Henderson Mayor Jim Gibson noted that the region already is feeling the economic punch, perhaps sooner than other parts of the country. His city, labeled as the fastest-growing city in the nation with a population exceeding 100,000 in the 2000 census, has become a symbol of growth.
He said the region is already feeling an economic downturn, exacerbated by the attacks.
"We don't have to wait in Las Vegas for a downturn," he said. "It happens the day tragedy strikes."
But land-use and development consultant Jerry Helton, an association board member, said the impact probably won't be immediate on home construction and residential developments.
"Certainly, job loss is going to affect our industry nationally, and will affect us here," he said. But "there still seems to be pent-up demand (for new homes) for a couple of years."
While the health of the casino industry will have an impact, Helton said one of the key issues in Las Vegas will be what happens with retirees flocking to the region. Historically, the region has drawn hundreds of thousands of snowbirds looking for warm temperatures and gambling entertainment.

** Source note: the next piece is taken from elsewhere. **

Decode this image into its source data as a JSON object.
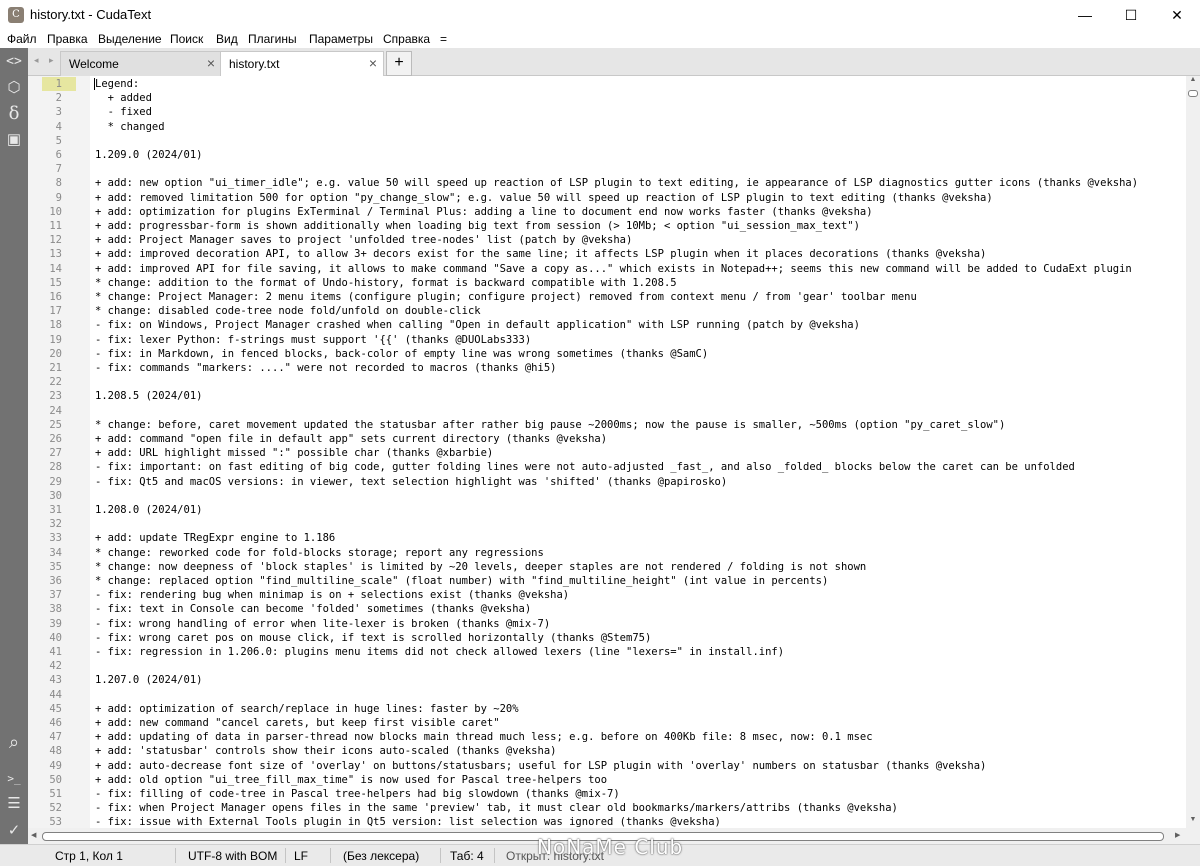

But to move here, many of those retirees will have to sell the homes they are living in now, he said.
"We're guarded, but we're optimistic," Helton said.
Sean Patrick, spokesman for Del Webb Corp., the home builder with the second-best number of sales for the six months of this year, also is optimistic.
"I think we're going to see a hiccup, but I think growth will continue," Patrick said.
Last week, Del Webb saw a 50 percent drop in the number of people coming into company sales centers. But the number has rebounded to about the usual this week, he said.
Porter said one reason the industry can be optimistic in the face of bad economic news is that this week interest rates have reached their lowest since February 1999 -- 6.8 percent on a 30-year fixed rate mortgage.
But the low interest rates have not been enough to fend off a 6.9 percent drop in housing construction starts nationally last month, according to data released Thursday by the U.S. Commerce Department.
Both nationally and locally, housing construction has been an economic bright spot.
According to data from Home Builders Research Inc., a company that monitors home sales, Las Vegas-area builders sold 12,606 new homes during the first seven months of 2001, an 11 percent sales' increase compared with the same period last year.
From January through June, Las Vegas builders set a record for securing permits for future residential construction in Southern Nevada, with 11,137 permits this year through June, a 6 percent gain compared with the same period last year, the research company said in material distributed at the seminar by the home builders association.
Despite that good news, government officials already were nervous about economic numbers. Phil Speight, Henderson city manager, said staffers already had lowered the growth and tax revenue estimates for this year before the attack.
Speight said projects that already have received financing will mostly go forward, but it is still too soon to tell if new projects will be delayed or iced altogether. He estimated it will take 30 to 60 days to get a handle on those numbers.
Doug Selby, Las Vegas deputy city manager, said tax revenues already are down.
"We've seen a decline in revenues. As a result of that we started taking proactive measures," Selby said. Those measures include extending a hiring freeze and "taking a close look at expenditures."
The city is hoping for the best but preparing for even worse news.
"With the tragedy in New York, we're expecting even further decline," Selby said, in part because of the drop off in convention and visitor traffic.
Porter, however, said she expects the visitor numbers to largely recover as people return to their regular routines, despite memories of the tragedies.
"I think we should be optimistic," she said. "Stay together, be together and remember what a great country we have."